About the author
Alexis Wright is a member of the Waanyi nation of the southern highlands of the Gulf of Carpentaria. Her books include Grog War, a study of alcohol abuse in Tennant Creek, and the novels Plains of Promise, The Swan Book and Carpentaria, which won the Miles Franklin Literary Award, the Victorian and Queensland Premiers’ Literary Awards, and the ALS Gold Medal, and was published in the US, UK, China, Italy, France, Spain and Poland. She is currently the Boisbouvier Chair in Australian Literature at the University of Melbourne.
About the book
The Swan Book is set in the future, with Aboriginals still living under the Intervention in the north, in an environment fundamentally altered by climate change. It follows the life of a mute young woman called Oblivia, the victim of gang-rape by petrol-sniffing youths, from the displaced community where she lives in a hulk, in a swamp filled with rusting boats, and thousands of black swans, to her marriage to Warren Finch, the first Aboriginal president of Australia, and her elevation to the position of First Lady, confined to a tower in a flooded and lawless southern city.

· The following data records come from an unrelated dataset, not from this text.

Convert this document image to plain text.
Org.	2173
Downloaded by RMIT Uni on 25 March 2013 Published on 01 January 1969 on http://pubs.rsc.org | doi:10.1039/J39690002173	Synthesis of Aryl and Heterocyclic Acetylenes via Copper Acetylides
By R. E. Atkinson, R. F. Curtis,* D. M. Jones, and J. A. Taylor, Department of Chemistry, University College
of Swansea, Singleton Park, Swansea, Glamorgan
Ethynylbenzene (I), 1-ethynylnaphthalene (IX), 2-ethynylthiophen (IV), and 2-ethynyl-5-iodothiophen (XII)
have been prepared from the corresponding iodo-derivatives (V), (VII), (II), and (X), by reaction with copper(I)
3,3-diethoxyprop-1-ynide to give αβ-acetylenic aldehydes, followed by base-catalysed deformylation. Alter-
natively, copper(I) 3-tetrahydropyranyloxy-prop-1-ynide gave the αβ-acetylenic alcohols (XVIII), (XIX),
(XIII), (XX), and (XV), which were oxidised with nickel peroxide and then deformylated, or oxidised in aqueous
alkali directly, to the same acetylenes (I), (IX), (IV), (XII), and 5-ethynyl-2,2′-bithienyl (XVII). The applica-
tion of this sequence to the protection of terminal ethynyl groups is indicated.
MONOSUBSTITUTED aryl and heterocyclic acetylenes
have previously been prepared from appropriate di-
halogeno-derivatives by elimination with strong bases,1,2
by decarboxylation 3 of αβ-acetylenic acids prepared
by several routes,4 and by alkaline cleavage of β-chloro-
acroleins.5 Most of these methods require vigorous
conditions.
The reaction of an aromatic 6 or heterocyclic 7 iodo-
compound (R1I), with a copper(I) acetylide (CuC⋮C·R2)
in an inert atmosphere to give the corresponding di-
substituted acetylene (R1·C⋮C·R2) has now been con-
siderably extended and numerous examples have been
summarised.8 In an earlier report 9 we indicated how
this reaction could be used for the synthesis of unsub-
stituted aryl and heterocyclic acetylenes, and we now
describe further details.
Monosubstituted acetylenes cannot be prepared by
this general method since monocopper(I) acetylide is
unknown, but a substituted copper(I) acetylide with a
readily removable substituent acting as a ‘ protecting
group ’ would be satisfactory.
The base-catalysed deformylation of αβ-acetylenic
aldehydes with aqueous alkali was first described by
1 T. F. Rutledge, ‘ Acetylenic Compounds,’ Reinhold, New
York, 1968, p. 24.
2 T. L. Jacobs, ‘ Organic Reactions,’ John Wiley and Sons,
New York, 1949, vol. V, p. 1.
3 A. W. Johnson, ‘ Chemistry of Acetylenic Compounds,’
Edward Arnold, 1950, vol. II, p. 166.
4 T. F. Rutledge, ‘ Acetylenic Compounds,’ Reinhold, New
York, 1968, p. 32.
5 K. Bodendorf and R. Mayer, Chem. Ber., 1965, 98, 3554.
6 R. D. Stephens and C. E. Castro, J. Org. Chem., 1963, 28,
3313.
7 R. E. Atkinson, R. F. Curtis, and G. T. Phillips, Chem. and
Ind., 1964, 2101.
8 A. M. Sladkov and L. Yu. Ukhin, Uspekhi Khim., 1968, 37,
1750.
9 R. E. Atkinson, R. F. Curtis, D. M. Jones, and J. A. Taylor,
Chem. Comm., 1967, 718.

The Swan Book has all the qualities which made Wright’s previous novel, Carpentaria, a prize-winning best-seller. It offers an intimate awareness of the realities facing Aboriginal people; the energy and humour in her writing finds hope in the bleakest situations; and the remarkable combination of storytelling elements, drawn from myth and legend and fairy tale, has Oblivia Ethylene in the company of amazing characters like Aunty Bella Donna of the Champions, the Harbour Master, Big Red and the Mechanic, a talking monkey called Rigoletto, three genies with doctorates, and throughout, the guiding presence of swans.
A hundred years into the future, when climate change has irreparably damaged the earth, a refugee from the frozen northern hemisphere called Bella Donna finds a mute teenage girl she names Oblivia and takes her to live with her on an old derelict warship in a dry, polluted swamp in northern Australia. Three new figures appear: a black swan, an Aboriginal elder who looks like Mick Jagger, and an archangel in a white Commodore. These five creatures anchor Alexis Wright’s brilliantly surreal and inventive novel about imagination and the power of story. It’s a treasure chest of stories, fables, songs, myths and poems, containing a wealth of cultural references from across the globe. The Swan Book is also a furious and impassioned political fable, linking the fate of Aboriginal Australia to the trajectory of unstoppable global warming and employing the fathomless complexity of the living Aboriginal relationship to country as a way of exploring humanity’s connection to the earth.
If Wright’s last novel Carpentaria – the winner of the 2007 Miles Franklin Literary Award – was operatic in its scope and language, then The Swan Book is even more so. Rich and deep in its imagery, fearless in its linguistic acrobatics and sweeping in its imaginative power, The Swan Book is at once a futuristic dystopia, a gorgeous artifact, and an urgent call to action.